Digital and Entertainment: Mesosphere (USA)
An important consequence of the recent years of rapid technological change has been the emergence of extremely large pools of data for analysis. However, companies have trouble knowing how to efficiently interpret and use this data. Mesosphere, founded in 2013 and also headquartered in San Francisco, aims to be an integral part of the solution, helping companies to better leverage themselves in a hyper-connected environment. Mesosphere has a “Datacentre Operating System” that cumulates “cloud-based virtual machines” and “server hardware” so that together they can be used like a single computer from which other services are easier to manage.
Mobility: Horizon Robotics (China)
Building on the concept of “user friendly” and easy-to-manage technology, the prospect of self-driving cars is now closer to reality than we may realize. Despite concerns involving the use of a fully autonomous motor vehicle, the concept of a car infallible to human error is an idea worth developing and analyzing. Horizon Robotics, headquartered in Beijing and founded in 2015, uses artificial intelligence and deep learning algorithms to promote perception and allow obstacles in the path of a vehicle to be detected. According to the founder and CEO Kai Yu, “the company envisions more than 1,000 types of devices, such as autonomous vehicles, to be equipped with ‘brains’” in the future.

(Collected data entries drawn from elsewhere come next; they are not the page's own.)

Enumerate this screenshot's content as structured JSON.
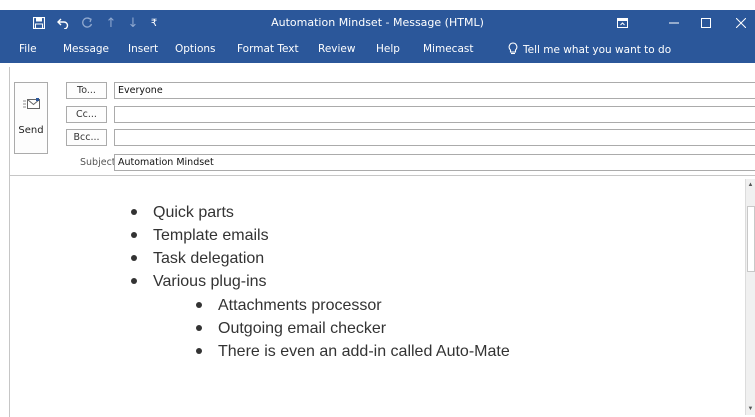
{
  "window": {
    "title": "Automation Mindset - Message (HTML)"
  },
  "ribbon": {
    "tabs": [
      "File",
      "Message",
      "Insert",
      "Options",
      "Format Text",
      "Review",
      "Help",
      "Mimecast"
    ],
    "tell_me": "Tell me what you want to do"
  },
  "header": {
    "send_label": "Send",
    "to_button": "To...",
    "cc_button": "Cc...",
    "bcc_button": "Bcc...",
    "to_value": "Everyone",
    "cc_value": "",
    "bcc_value": "",
    "subject_label": "Subject",
    "subject_value": "Automation Mindset"
  },
  "body": {
    "items": [
      "Quick parts",
      "Template emails",
      "Task delegation",
      "Various plug-ins"
    ],
    "subitems": [
      "Attachments processor",
      "Outgoing email checker",
      "There is even an add-in called Auto-Mate"
    ]
  },
  "icons": {
    "save": "save-icon",
    "undo": "undo-icon",
    "redo": "redo-icon",
    "up": "up-arrow-icon",
    "down": "down-arrow-icon",
    "customize": "customize-qat-icon",
    "ribbon_display": "ribbon-display-options-icon",
    "minimize": "minimize-icon",
    "maximize": "maximize-icon",
    "close": "close-icon",
    "lightbulb": "lightbulb-icon",
    "send": "send-icon"
  },
  "colors": {
    "accent": "#2b579a"
  }
}
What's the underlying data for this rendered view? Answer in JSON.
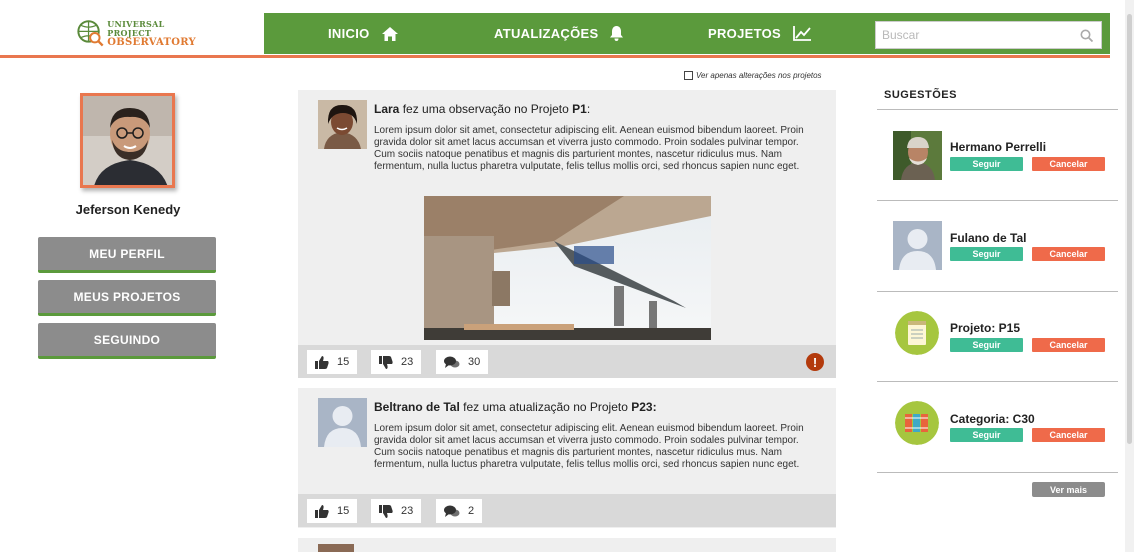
{
  "logo": {
    "line1": "UNIVERSAL",
    "line2": "PROJECT",
    "line3": "OBSERVATORY"
  },
  "nav": {
    "home": "INICIO",
    "updates": "ATUALIZAÇÕES",
    "projects": "PROJETOS"
  },
  "search": {
    "placeholder": "Buscar"
  },
  "profile": {
    "name": "Jeferson Kenedy",
    "buttons": [
      "MEU PERFIL",
      "MEUS PROJETOS",
      "SEGUINDO"
    ]
  },
  "feed": {
    "filter_label": "Ver apenas alterações nos projetos",
    "posts": [
      {
        "author": "Lara",
        "action": " fez uma observação no Projeto ",
        "project": "P1",
        "suffix": ":",
        "body": "Lorem ipsum dolor sit amet, consectetur adipiscing elit. Aenean euismod bibendum laoreet. Proin gravida dolor sit amet lacus accumsan et viverra justo commodo. Proin sodales pulvinar tempor. Cum sociis natoque penatibus et magnis dis parturient montes, nascetur ridiculus mus. Nam fermentum, nulla luctus pharetra vulputate, felis tellus mollis orci, sed rhoncus sapien nunc eget.",
        "likes": "15",
        "dislikes": "23",
        "comments": "30",
        "alert": "!"
      },
      {
        "author": "Beltrano de Tal",
        "action": " fez uma atualização no Projeto ",
        "project": "P23",
        "suffix": ":",
        "body": "Lorem ipsum dolor sit amet, consectetur adipiscing elit. Aenean euismod bibendum laoreet. Proin gravida dolor sit amet lacus accumsan et viverra justo commodo. Proin sodales pulvinar tempor. Cum sociis natoque penatibus et magnis dis parturient montes, nascetur ridiculus mus. Nam fermentum, nulla luctus pharetra vulputate, felis tellus mollis orci, sed rhoncus sapien nunc eget.",
        "likes": "15",
        "dislikes": "23",
        "comments": "2"
      }
    ]
  },
  "suggestions": {
    "title": "SUGESTÕES",
    "follow_label": "Seguir",
    "cancel_label": "Cancelar",
    "items": [
      {
        "name": "Hermano Perrelli"
      },
      {
        "name": "Fulano de Tal"
      },
      {
        "name": "Projeto: P15"
      },
      {
        "name": "Categoria: C30"
      }
    ],
    "more_label": "Ver mais"
  },
  "colors": {
    "nav_green": "#5b9a3c",
    "accent_orange": "#e9774f",
    "follow_teal": "#3fbc95",
    "cancel_red": "#ef6a4a",
    "alert_red": "#b33a0c"
  }
}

Production: KONUX (Germany)
As technologically innovative segments of society grow and thrive, industrial sectors change in response to this new reality. Employees within many industrial sectors are affected and forced to adapt, sometimes due to job loss, which is a problem that must be sufficiently addressed. However, industrial technological advancement is a growing area of innovation that has the potential to reduce cost, reveal improvements, and increase quality for companies. KONUX, founded in 2014 and headquartered in Munich, seeks to empower industrial and rail companies by combining artificial intelligence and smart sensors to allow companies to better oversee (and improve) operations and infrastructure. Through companies like KONUX, the industrial sector has the ability to make cost effective and data-driven decisions.
Health: Humacyte (USA)
The health industry has always incentivized technological development, because of its clear and important implications for society, as well as its potential for profit. Because innovations within the health industry have the ability to directly improve people’s quality of life, even saving lives, the profitability is high (although there are legitimate moral concerns regarding this). Notwithstanding, Humacyte, founded in 2004 and headquartered in Morrisville, is leading the way in breakthrough technology. Humacyte produces tissue that can contribute to lifesaving treatments for vascular conditions, by using material that does not necessitate cells from the patient, and can therefore be stored easily.
As Head of Technology Pioneers, Fulvia Montresor, said “We’ve reached a new phase in the Fourth Industrial Revolution.” Big data analysis, sensor technology, and artificial intelligence are being combined and applied to new sectors, resulting in new and exciting developments across industries. But the future depends not only on the innovations we focused on here but on how these innovations can build upon and interact with each other. Not only can self-driving cars save lives, but they may possess the artificial technology necessary to contribute to life-saving technology.